Светка вышагивает гордо. Струя белых волос плавно переходит в тонкие длиннющие ноги, обтянутые узкими джинсами. На ней кожаная куртка. Натуральная! Как красиво! Как дорого! Амирхан ведет ее под руку медленно и спокойно. Амирхан не смотрит ни на кого, даже на Светку. Амирхан смотрит куда-то вдаль. Воздух вокруг них густой, терпкий… На асфальте блестят застывшие лужи, сверкают гранями трещин. Солнце злое и холодное, даже на вид. Я поежилась. В комнате холодно, на улице холодно.
– Какая она красивая! – восхищается пчелка – Патимка.
– Красивая, но блядь! – припечатываю кузнечик – я.
– Да ты на рожу ее посмотри! Красивая! – язвит слон – Машка. Если честно, то Светка не такая уж и красивая. Издалека кажется, что сильно красивая – волосы, ноги. А близко – нет. Глазки мелкими прозрачными камушками, бледная полоска губ на узком лице. А подбородок как бы выступает вперед. А вот Амирхан красивый. Как из кинофильма!

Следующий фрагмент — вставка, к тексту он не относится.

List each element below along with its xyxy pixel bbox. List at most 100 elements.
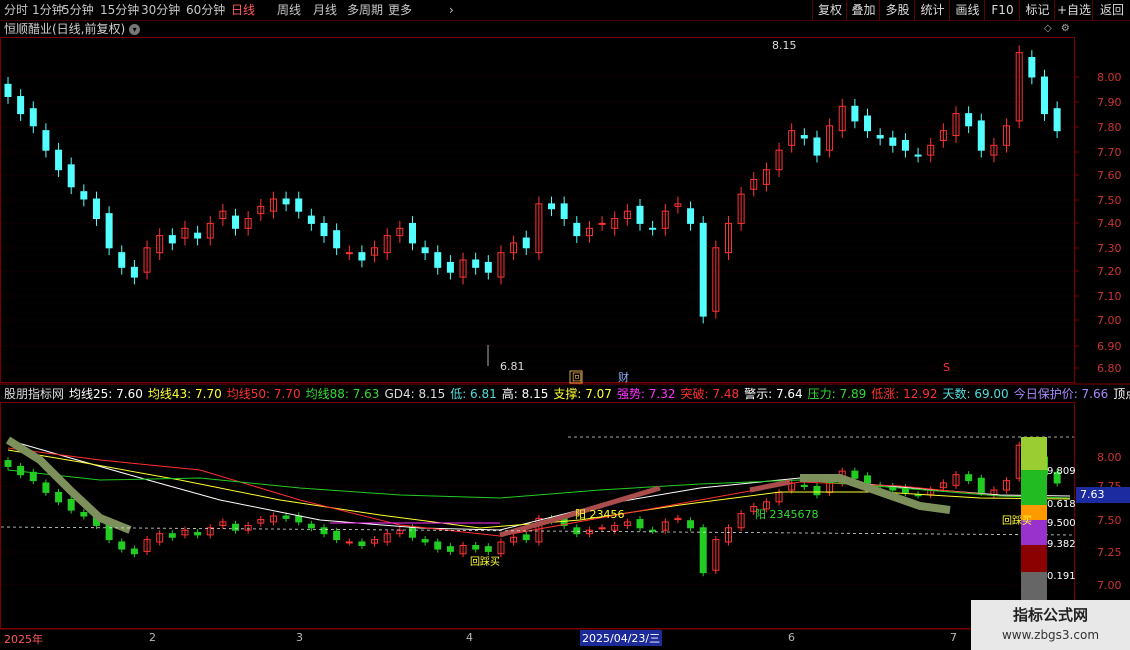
- sub-axis-label: 7.00: [1097, 579, 1122, 592]
- candle-body: [29, 108, 37, 127]
- sub-candle-body: [434, 541, 442, 550]
- indicator-item: 强势: 7.32: [616, 387, 676, 401]
- price-axis-label: 6.90: [1097, 340, 1122, 353]
- fib-label: 9.500: [1047, 518, 1076, 529]
- date-tick: 2: [149, 631, 156, 644]
- sub-candle-body: [4, 460, 12, 467]
- fib-label: 9.382: [1047, 539, 1076, 550]
- sub-candle-body: [977, 477, 985, 493]
- sub-axis-label: 7.25: [1097, 546, 1122, 559]
- sub-candle-body: [649, 529, 657, 532]
- indicator-item: 低涨: 12.92: [871, 387, 938, 401]
- price-axis-label: 7.30: [1097, 242, 1122, 255]
- candle-body: [118, 252, 126, 268]
- sub-candle-body: [421, 539, 429, 543]
- yang-label: 阳 2345678: [755, 508, 819, 521]
- kline-chart[interactable]: 8.00 7.90 7.80 7.70 7.60 7.50 7.40 7.30 7.20 7.10…: [0, 0, 1130, 650]
- date-tick: 7: [950, 631, 957, 644]
- indicator-item: 压力: 7.89: [807, 387, 867, 401]
- indicator-item: 天数: 69.00: [942, 387, 1009, 401]
- date-tick: 2025年: [4, 633, 43, 646]
- candle-body: [307, 215, 315, 224]
- main-frame: [0, 37, 1075, 383]
- candle-body: [194, 232, 202, 239]
- sub-candle-body: [118, 541, 126, 550]
- candle-body: [484, 261, 492, 273]
- sub-candle-body: [295, 515, 303, 523]
- sub-candle-body: [282, 515, 290, 519]
- price-axis-label: 7.80: [1097, 121, 1122, 134]
- strong-band: [749, 479, 791, 493]
- candle-body: [636, 205, 644, 224]
- price-axis-label: 7.10: [1097, 290, 1122, 303]
- hui-mai-label: 回踩买: [1002, 515, 1032, 527]
- sub-candle-body: [699, 527, 707, 574]
- indicator-item: 股朋指标网: [4, 387, 65, 401]
- candle-body: [1028, 56, 1036, 78]
- sub-candle-body: [522, 534, 530, 541]
- candle-body: [168, 235, 176, 244]
- fib-label: 9.809: [1047, 466, 1076, 477]
- date-tick: 3: [296, 631, 303, 644]
- sub-candle-body: [67, 498, 75, 511]
- hui-marker: 回: [572, 372, 582, 384]
- candle-body: [446, 261, 454, 273]
- fib-label: 0.618: [1047, 499, 1076, 510]
- candle-body: [17, 96, 25, 115]
- candle-body: [105, 213, 113, 249]
- fib-block: [1021, 572, 1047, 600]
- sub-candle-body: [17, 465, 25, 476]
- sub-candle-body: [358, 541, 366, 547]
- indicator-item: 均线88: 7.63: [305, 387, 380, 401]
- candle-body: [901, 139, 909, 151]
- date-tick: 4: [466, 631, 473, 644]
- candle-body: [800, 135, 808, 139]
- candle-body: [699, 222, 707, 317]
- sub-candle-body: [965, 474, 973, 482]
- fib-block: [1021, 437, 1047, 470]
- crosshair-date: 2025/04/23/三: [580, 630, 663, 646]
- candle-body: [813, 137, 821, 156]
- candle-body: [914, 154, 922, 157]
- sub-candle-body: [484, 546, 492, 552]
- candle-body: [522, 237, 530, 249]
- candle-body: [965, 113, 973, 127]
- indicator-item: 警示: 7.64: [744, 387, 803, 401]
- low-label: 6.81: [500, 360, 525, 373]
- candle-body: [92, 198, 100, 220]
- candle-body: [232, 215, 240, 229]
- current-price-tag: 7.63: [1076, 487, 1130, 503]
- sub-candle-body: [687, 520, 695, 529]
- candle-body: [320, 222, 328, 237]
- price-axis-label: 7.00: [1097, 314, 1122, 327]
- indicator-item: GD4: 8.15: [384, 387, 446, 401]
- candle-body: [421, 247, 429, 254]
- sub-candle-body: [598, 527, 606, 530]
- candle-body: [42, 130, 50, 151]
- sub-axis-label: 8.00: [1097, 451, 1122, 464]
- candle-body: [573, 222, 581, 237]
- sub-candle-body: [320, 527, 328, 535]
- price-axis-label: 7.90: [1097, 96, 1122, 109]
- sub-frame: [0, 402, 1075, 629]
- sub-candle-body: [29, 471, 37, 482]
- cai-marker: 财: [618, 370, 629, 384]
- sub-candle-body: [446, 546, 454, 552]
- sub-candle-body: [42, 482, 50, 493]
- watermark-title: 指标公式网: [1012, 606, 1088, 624]
- hui-mai-label: 回踩买: [470, 556, 500, 568]
- indicator-item: 突破: 7.48: [680, 387, 740, 401]
- sub-axis-label: 7.50: [1097, 514, 1122, 527]
- candle-body: [345, 252, 353, 255]
- candle-body: [1053, 108, 1061, 132]
- candle-body: [282, 198, 290, 205]
- candle-body: [55, 149, 63, 171]
- candle-body: [295, 198, 303, 212]
- s-marker: S: [943, 361, 950, 374]
- indicator-item: 均线25: 7.60: [69, 387, 143, 401]
- candle-body: [851, 105, 859, 122]
- candle-body: [560, 203, 568, 220]
- fib-block: [1021, 545, 1047, 572]
- candle-body: [876, 135, 884, 139]
- sub-candle-body: [800, 484, 808, 488]
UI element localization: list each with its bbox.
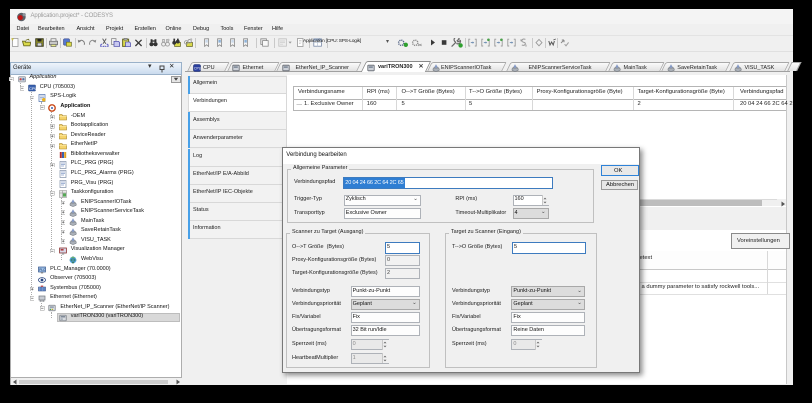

Патимка, как будто прочитав мои мысли, шумно вздыхает. Красивый! Но нельзя. Харам!
Сразу понятно, что в дверь стучится именно Титюшкина. Мелкие и настойчивые бусины ударов, припадочно дергается дверная ручка. Вот дура! Надо открыть – Титюшкина – староста нашей группы. Машка закатывает глаза и впускает Титюшкину в комнату.
– Видели, видели? – врывается староста, – Светка!
От новой сплетни Титюшкину немного трясет, как будто к ней подключили электричество, глаза блестят. Как только в людях помещается столько любопытства? Наверное, другого настолько мало, что, как в пустую бутылку на базаре, попадает всякая грязь.
– Короче, Светка шла под руку с Амирханом! Их видели все! – Титюшкина таращит свои кукольные голубые, на выкате, глаза. Если не слушать, что именно Титюшкина говорит, ею можно любоваться. Полный рот, большие глаза. Но, главное – серебристые длинные волосы! Свои! Титюшкина похожа на фарфоровую куклу царских времен. Все такое зефирное, воздушное, гладкое, пухлое! Титюшкина покрыта лаком благополучия. У Титюшкиной красивая одежда и обувь. Сапоги ботфорты на высоких каблуках, кожаная юбка, а сверху – шубка! Шубка дальновидно скрывает Титюшкинский пухлый животик, а открывает главное – ноги и грудь. Папа Титюшкиной – большой начальник. У Титюшкиной будет работа, деньги, жилье. Я заглатываю комок горькой зависти внутрь. Я не хочу быть такой, как Титюшкина, даже с ее жизнью, похожей на пирожное.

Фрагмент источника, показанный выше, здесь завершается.